Related Distributions

  • Bernoulli Distribution — The Bernoulli distribution is a one-parameter discrete distribution that models the success of a single trial, and occurs as a binomial distribution with N = 1.

  • Multinomial Distribution — The multinomial distribution is a discrete distribution that generalizes the binomial distribution when each trial has more than two possible outcomes.

  • Normal Distribution — The normal distribution is a two-parameter continuous distribution that has parameters μ (mean) and σ (standard deviation).

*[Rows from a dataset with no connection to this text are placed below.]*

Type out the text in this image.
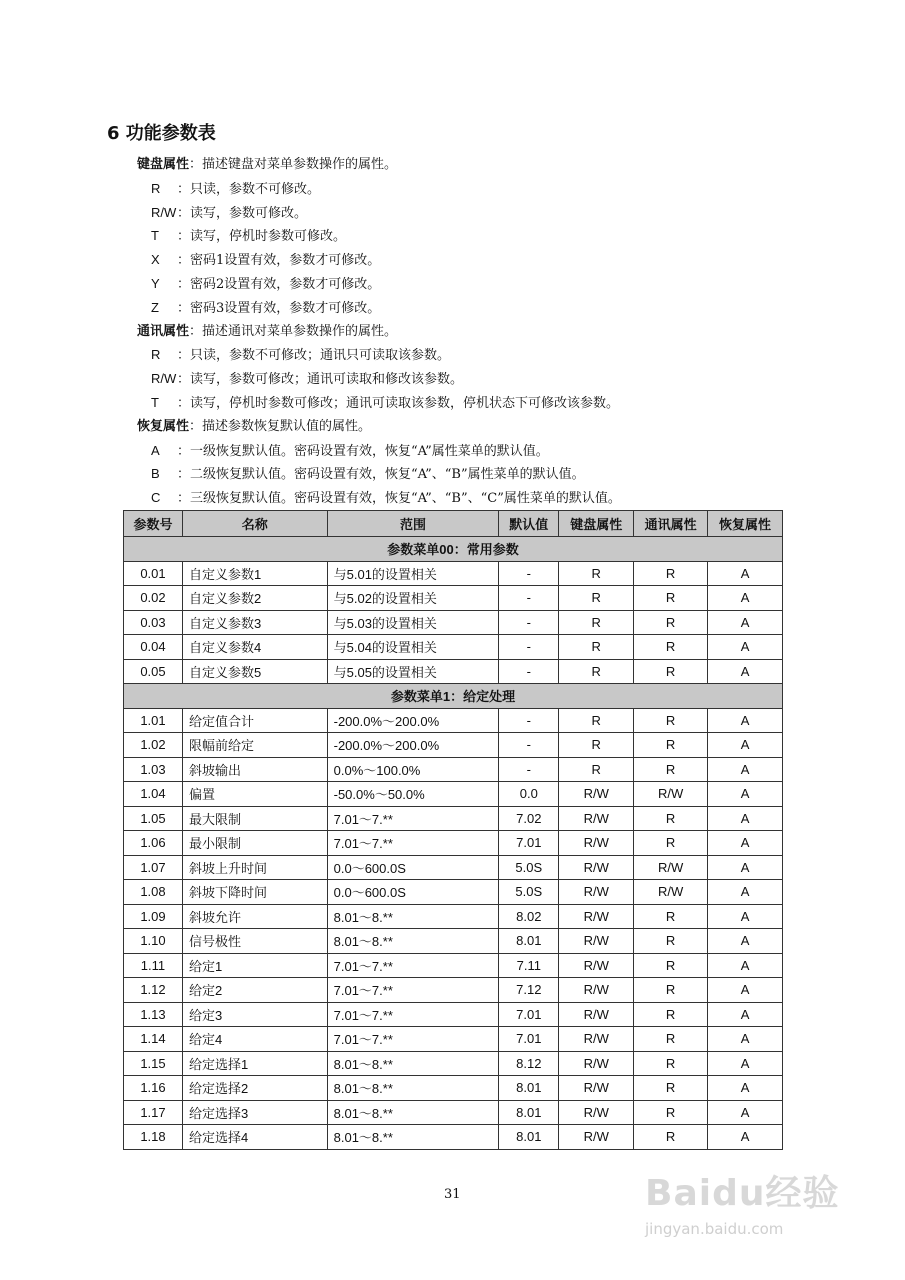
6 功能参数表
键盘属性：描述键盘对菜单参数操作的属性。
R ：只读，参数不可修改。
R/W：读写，参数可修改。
T ：读写，停机时参数可修改。
X ：密码1设置有效，参数才可修改。
Y ：密码2设置有效，参数才可修改。
Z ：密码3设置有效，参数才可修改。
通讯属性：描述通讯对菜单参数操作的属性。
R ：只读，参数不可修改；通讯只可读取该参数。
R/W：读写，参数可修改；通讯可读取和修改该参数。
T ：读写，停机时参数可修改；通讯可读取该参数，停机状态下可修改该参数。
恢复属性：描述参数恢复默认值的属性。
A ：一级恢复默认值。密码设置有效，恢复“A”属性菜单的默认值。
B ：二级恢复默认值。密码设置有效，恢复“A”、“B”属性菜单的默认值。
C ：三级恢复默认值。密码设置有效，恢复“A”、“B”、“C”属性菜单的默认值。
参数号	名称	范围	默认值	键盘属性	通讯属性	恢复属性
参数菜单00：常用参数						
0.01	自定义参数1	与5.01的设置相关	-	R	R	A
0.02	自定义参数2	与5.02的设置相关	-	R	R	A
0.03	自定义参数3	与5.03的设置相关	-	R	R	A
0.04	自定义参数4	与5.04的设置相关	-	R	R	A
0.05	自定义参数5	与5.05的设置相关	-	R	R	A
参数菜单1：给定处理						
1.01	给定值合计	-200.0%～200.0%	-	R	R	A
1.02	限幅前给定	-200.0%～200.0%	-	R	R	A
1.03	斜坡输出	0.0%～100.0%	-	R	R	A
1.04	偏置	-50.0%～50.0%	0.0	R/W	R/W	A
1.05	最大限制	7.01～7.**	7.02	R/W	R	A
1.06	最小限制	7.01～7.**	7.01	R/W	R	A
1.07	斜坡上升时间	0.0～600.0S	5.0S	R/W	R/W	A
1.08	斜坡下降时间	0.0～600.0S	5.0S	R/W	R/W	A
1.09	斜坡允许	8.01～8.**	8.02	R/W	R	A
1.10	信号极性	8.01～8.**	8.01	R/W	R	A
1.11	给定1	7.01～7.**	7.11	R/W	R	A
1.12	给定2	7.01～7.**	7.12	R/W	R	A
1.13	给定3	7.01～7.**	7.01	R/W	R	A
1.14	给定4	7.01～7.**	7.01	R/W	R	A
1.15	给定选择1	8.01～8.**	8.12	R/W	R	A
1.16	给定选择2	8.01～8.**	8.01	R/W	R	A
1.17	给定选择3	8.01～8.**	8.01	R/W	R	A
1.18	给定选择4	8.01～8.**	8.01	R/W	R	A
31	Baidu经验
jingyan.baidu.com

As N increases, the binomial distribution can be approximated by a normal distribution with µ = Np and σ2 = Np(1 – p). See Compare Binomial and Normal Distribution pdfs.

  • Poisson Distribution — The Poisson distribution is a one-parameter discrete distribution that takes nonnegative integer values. The parameter λ is both the mean and the variance of the distribution. The Poisson distribution is the limiting case of a binomial distribution where N approaches infinity and p goes to zero while Np = λ. See Compare Binomial and Poisson Distribution pdfs.

References

[1] Abramowitz, Milton, and Irene A. Stegun, eds. Handbook of Mathematical Functions: With Formulas, Graphs, and Mathematical Tables. 9. Dover print.; [Nachdr. der Ausg. von 1972]. Dover Books on Mathematics. New York, NY: Dover Publ, 2013.

[2] Evans, Merran, Nicholas Hastings, and Brian Peacock. Statistical Distributions. 2nd ed. New York: J. Wiley, 1993.

[3] Loader, Catherine. Fast and Accurate Computation of Binomial Probabilities. July 9, 2000.